The company is transforming itself to go beyond car sharing. It wants to be your integrated transportation solution. To that end, it is also investing in scooter and bike sharing, self-driving vehicles, flying cars, and is partnering with transit networks (trains and buses so that you can purchase your fare through the app):
- Uber bought an electric bike sharing company (Jump) for about US $200 million. At the time of the acquisition, Jump had an average of four trips per day per bike, at an average distance of 2.6 miles (4.2 km). This would cost the user approximately US $2/ride. As such, electric bikes fill in the gap of short distance travel that may cannibalize Uber car rides. Additionally, the company is in talks to potentially acquire either Lime or Bird. Both are leading scooter and bike sharing platforms.
- Through its partnership with Masabi, Uber now allows users to buy public transit tickets through the app.
- The company also invests in self-driving car technology. Over the last 18 months, Uber has invested anywhere between US $125 US $200 million in autonomous vehicle research, and the company has recently hired a former federal US auto safety officer to its self driving team.
- On top of all the above, Uber is also developing a flying car platform, called Elevate.
Ok, phew. That was longer than I intended. It is clear that Uber has global ambitions and is expanding beyond its core car-based ride sharing business. But is the US $120 billion justified?
Currently, Uber is on a ~US $12 billion net revenue run rate in 2018, and is valued at US $72 billion (as of early 2018) giving it a 6X net revenue multiple. If Uber can increase its revenue by 40% in 2019 (which should be a reasonable number since it increased its net revenue by 50% in 2018), then the company can hit close to US $16.8 billion net revenue, or a US $100.8 billion dollar valuation (applying the same 6X multiple), giving a total of 100.8 + 10 (from Didi) + 1.4 (from Yandex) + 1.7 (from Grab) = US $114 billion valuation. Note that this back of the envelope math does not include the increase in value of its stake in other global ride sharing companies. Looking at it this way, it does not seem that the US $120 billion dollar valuation is too far fetched.

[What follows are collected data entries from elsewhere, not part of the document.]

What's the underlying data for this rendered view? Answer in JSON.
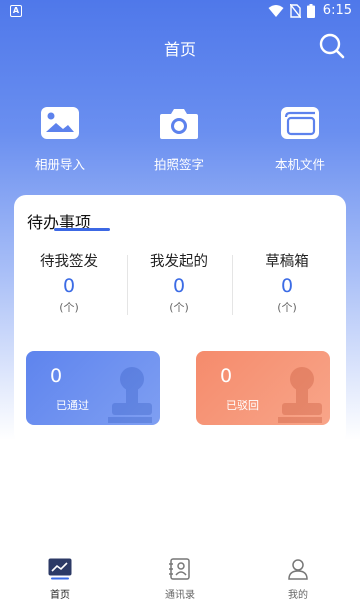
{
  "status_bar": {
    "time": "6:15",
    "left_icon_letter": "A"
  },
  "header": {
    "title": "首页"
  },
  "quick_actions": [
    {
      "label": "相册导入",
      "icon": "image-icon"
    },
    {
      "label": "拍照签字",
      "icon": "camera-icon"
    },
    {
      "label": "本机文件",
      "icon": "folder-icon"
    }
  ],
  "todo": {
    "title": "待办事项",
    "stats": [
      {
        "label": "待我签发",
        "value": "0",
        "unit": "(个)"
      },
      {
        "label": "我发起的",
        "value": "0",
        "unit": "(个)"
      },
      {
        "label": "草稿箱",
        "value": "0",
        "unit": "(个)"
      }
    ],
    "tiles": {
      "passed": {
        "value": "0",
        "label": "已通过"
      },
      "rejected": {
        "value": "0",
        "label": "已驳回"
      }
    }
  },
  "bottom_nav": [
    {
      "label": "首页",
      "icon": "chart-icon",
      "active": true
    },
    {
      "label": "通讯录",
      "icon": "contacts-icon",
      "active": false
    },
    {
      "label": "我的",
      "icon": "user-icon",
      "active": false
    }
  ],
  "colors": {
    "brand_blue": "#4f78ea",
    "accent_orange": "#f58b6c",
    "value_blue": "#3b6be5"
  }
}
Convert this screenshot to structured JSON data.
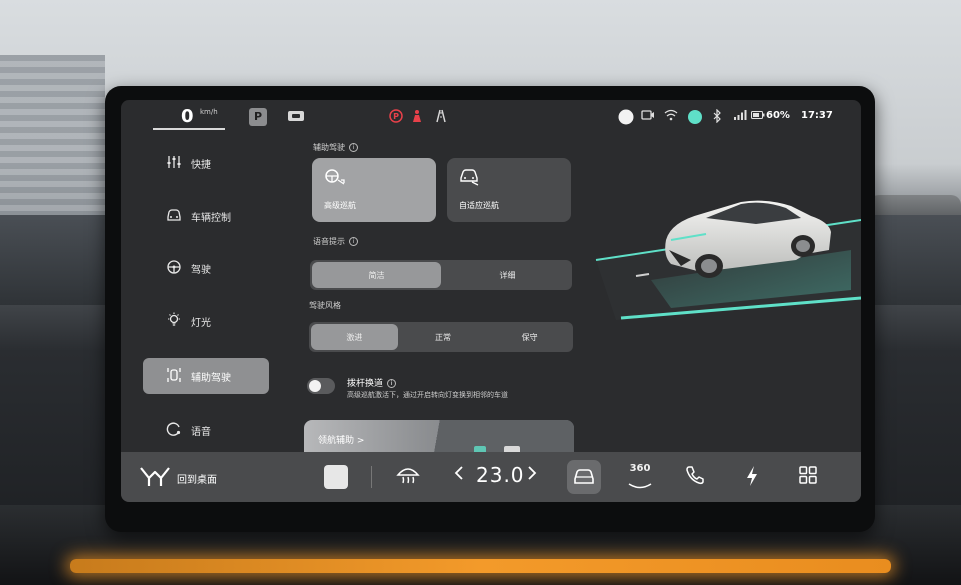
{
  "status_bar": {
    "speed": "0",
    "speed_unit": "km/h",
    "gear": "P",
    "battery": "60%",
    "time": "17:37"
  },
  "sidebar": {
    "items": [
      {
        "label": "快捷",
        "icon": "sliders-icon"
      },
      {
        "label": "车辆控制",
        "icon": "car-front-icon"
      },
      {
        "label": "驾驶",
        "icon": "steering-wheel-icon"
      },
      {
        "label": "灯光",
        "icon": "light-bulb-icon"
      },
      {
        "label": "辅助驾驶",
        "icon": "assist-driving-icon",
        "active": true
      },
      {
        "label": "语音",
        "icon": "voice-icon"
      }
    ]
  },
  "main": {
    "assist_title": "辅助驾驶",
    "modes": [
      {
        "label": "高级巡航",
        "selected": true
      },
      {
        "label": "自适应巡航",
        "selected": false
      }
    ],
    "voice_title": "语音提示",
    "voice_options": [
      {
        "label": "简洁",
        "selected": true
      },
      {
        "label": "详细",
        "selected": false
      }
    ],
    "style_title": "驾驶风格",
    "style_options": [
      {
        "label": "激进",
        "selected": true
      },
      {
        "label": "正常",
        "selected": false
      },
      {
        "label": "保守",
        "selected": false
      }
    ],
    "lane_change": {
      "title": "拨杆换道",
      "description": "高级巡航激活下，通过开启转向灯变换到相邻的车道",
      "enabled": false
    },
    "nav_assist_label": "领航辅助 >"
  },
  "dock": {
    "home_label": "回到桌面",
    "temperature": "23.0",
    "items": [
      "app-thumbnail-icon",
      "defrost-icon",
      "car-settings-icon",
      "camera-360-icon",
      "phone-icon",
      "charging-icon",
      "apps-grid-icon"
    ],
    "camera_label": "360"
  },
  "colors": {
    "screen_bg": "#2b2c2e",
    "selected": "#a2a3a5",
    "accent_teal": "#5fe0c8",
    "warning_red": "#e8414a",
    "ambient_orange": "#f39a2a"
  }
}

Note that the numbers and valuations presented here, at best are rough approximations, as Uber and its subsidiaries are private companies they do not report audited numbers, and valuation of private companies is difficult to accurately assess. Nonetheless, Uber’s is the IPO to watch in 2019. Final valuation determination will be made by public investors, after assessment of the company’s financials is performed, which can only happen a couple of weeks before the official IPO date.